Каково это – быть Маугли, сыном женщины, которая никому не интересна, которая была столь хладнокровно выброшена его отцом и где‑то во тьме внешней погибла одной из тех тысяч и мириад смертей, что постигают забытых всеми бедняков? Впоследствии, когда клятва молчания была нарушена, я услышал от Апу шокирующую историю. Настал момент, когда у старика что‑то разладилось в отношениях с их матерью. Он гневался, она кричала в ответ. Тут я выпрямился и стал вслушиваться, потому что впервые в моих разговорах с Голденами женщина без имени и лица – супруга Нерона (с древности это звание не сулило счастья) выступила на авансцену и открыла рот, а также потому, что, согласно этому рассказу, Нерон орал и вопил, и она вопила и орала в ответ. Это не было похоже на того Нерона, какого я знал – того, кто держал свой гнев под контролем и позволял прорываться только самохвальным монологам.

Так или иначе, после взрыва семья разделилась надвое. Старшие мальчики встали на сторону матери, а Дионис Голден принципиально держался отца и убедил патриарха в том, что его жена, мать Пети и Апу, не в состоянии вести хозяйство. Нерон призвал супругу и забрал у нее ключи. На короткое время Д стал тем, кто всеми командует, заказывает продукты и решает, какую еду готовить на главной кухне и в подсобной. Публичное унижение, лишение чести: понятие этой женщины о чести было неразрывно связано с тем железным кольцом, величественным О диаметром в три дюйма, с которого свисало примерно двадцать ключей, больших и малых, ключ от кладовой, ключи от подвальных сейфов, где хранились золотые слитки и другие секреты богачей, от разных потайных уголков по всему дому, где она скрывала то, о чем ведала только она: старые любовные письма, свадебные украшения, старинные шали. Это был символ ее домашней власти, ее гордость и самоуважение были подвешены к кольцу вместе с ключами. Она была госпожой ключей и без этой роли превращалась в ничто. Через две недели после того, как муж велел ей сдать кольцо, низложенная хозяйка дома попыталась лишить себя жизни. Таблетки были проглочены; Апу и Петя нашли ее, упавшую у подножья мраморной лестницы; примчалась скорая. Она вцепилась в руку сына, и люди из скорой сказали Апу: вы поедете с нами, это важно, что она держится за вас, это она держится за жизнь.

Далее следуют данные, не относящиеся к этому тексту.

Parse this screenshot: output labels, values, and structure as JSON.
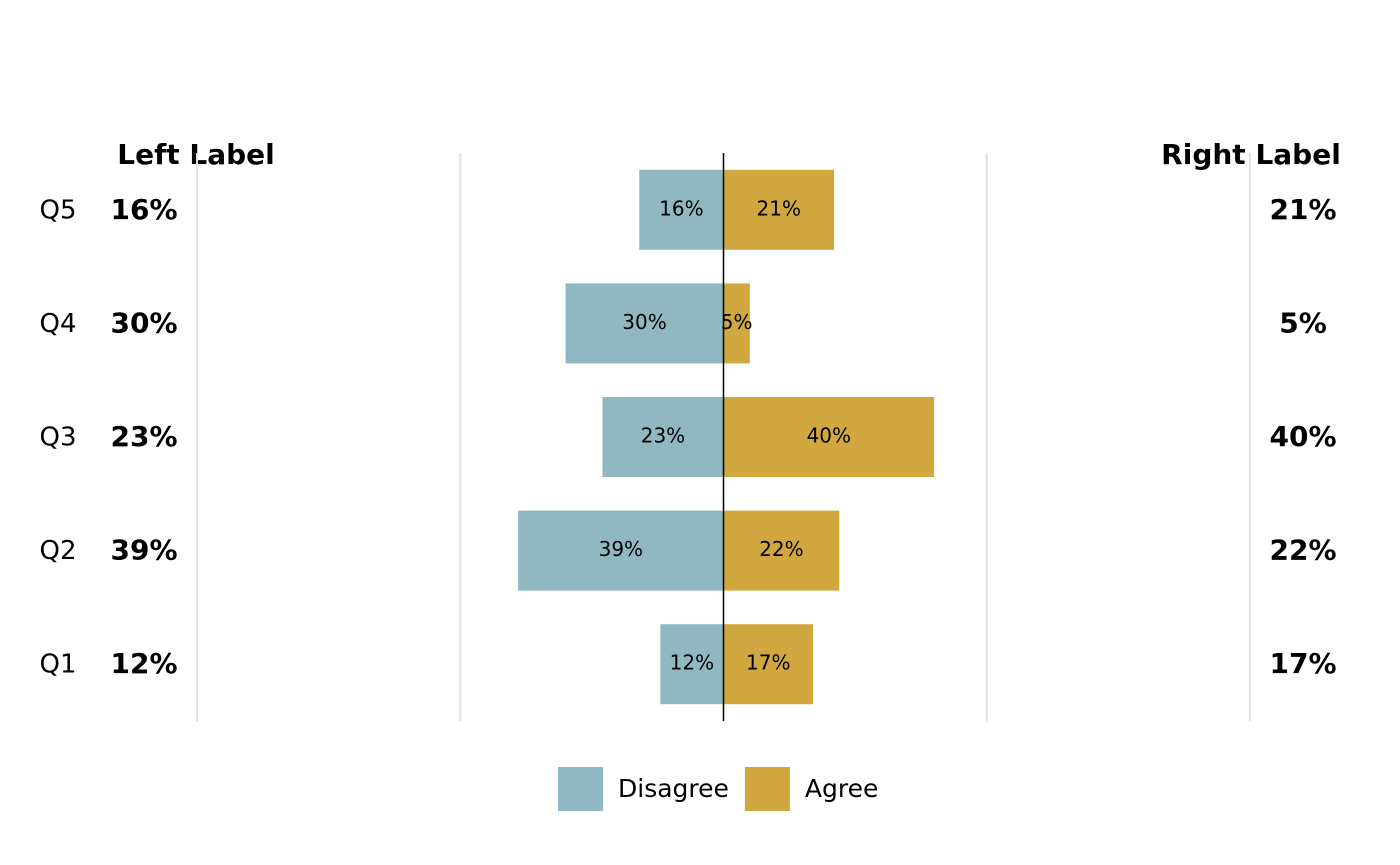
{
  "chart_data": {
    "type": "diverging-bar",
    "left_label": "Left Label",
    "right_label": "Right Label",
    "categories": [
      "Q1",
      "Q2",
      "Q3",
      "Q4",
      "Q5"
    ],
    "series": [
      {
        "name": "Disagree",
        "color": "#8fb8c2",
        "direction": "left",
        "values": [
          12,
          39,
          23,
          30,
          16
        ],
        "value_labels": [
          "12%",
          "39%",
          "23%",
          "30%",
          "16%"
        ]
      },
      {
        "name": "Agree",
        "color": "#d1a73f",
        "direction": "right",
        "values": [
          17,
          22,
          40,
          5,
          21
        ],
        "value_labels": [
          "17%",
          "22%",
          "40%",
          "5%",
          "21%"
        ]
      }
    ],
    "xlim": [
      -100,
      100
    ],
    "xticks": [
      -100,
      -50,
      0,
      50,
      100
    ],
    "grid": true,
    "legend": "bottom"
  }
}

В скорой парамедики разыгрывали доброго и злого копа.

– Сука придурочная, всех родных перепугала, делать нам больше нечего, нас вызывают на серьезные дела, настоящие травмы, неотложные случаи, а не самоувечья, надо было бросить тебя умирать.

– Нет-нет, не ругай ее, бедняжку, она, конечно же, была в таком горе, все будет хорошо, милочка, мы о тебе позаботимся, все наладится, тучи рассеются.

– Какие к черту тучи, ты на дом посмотри, экие деньжищи, эти люди считают нас за прислугу.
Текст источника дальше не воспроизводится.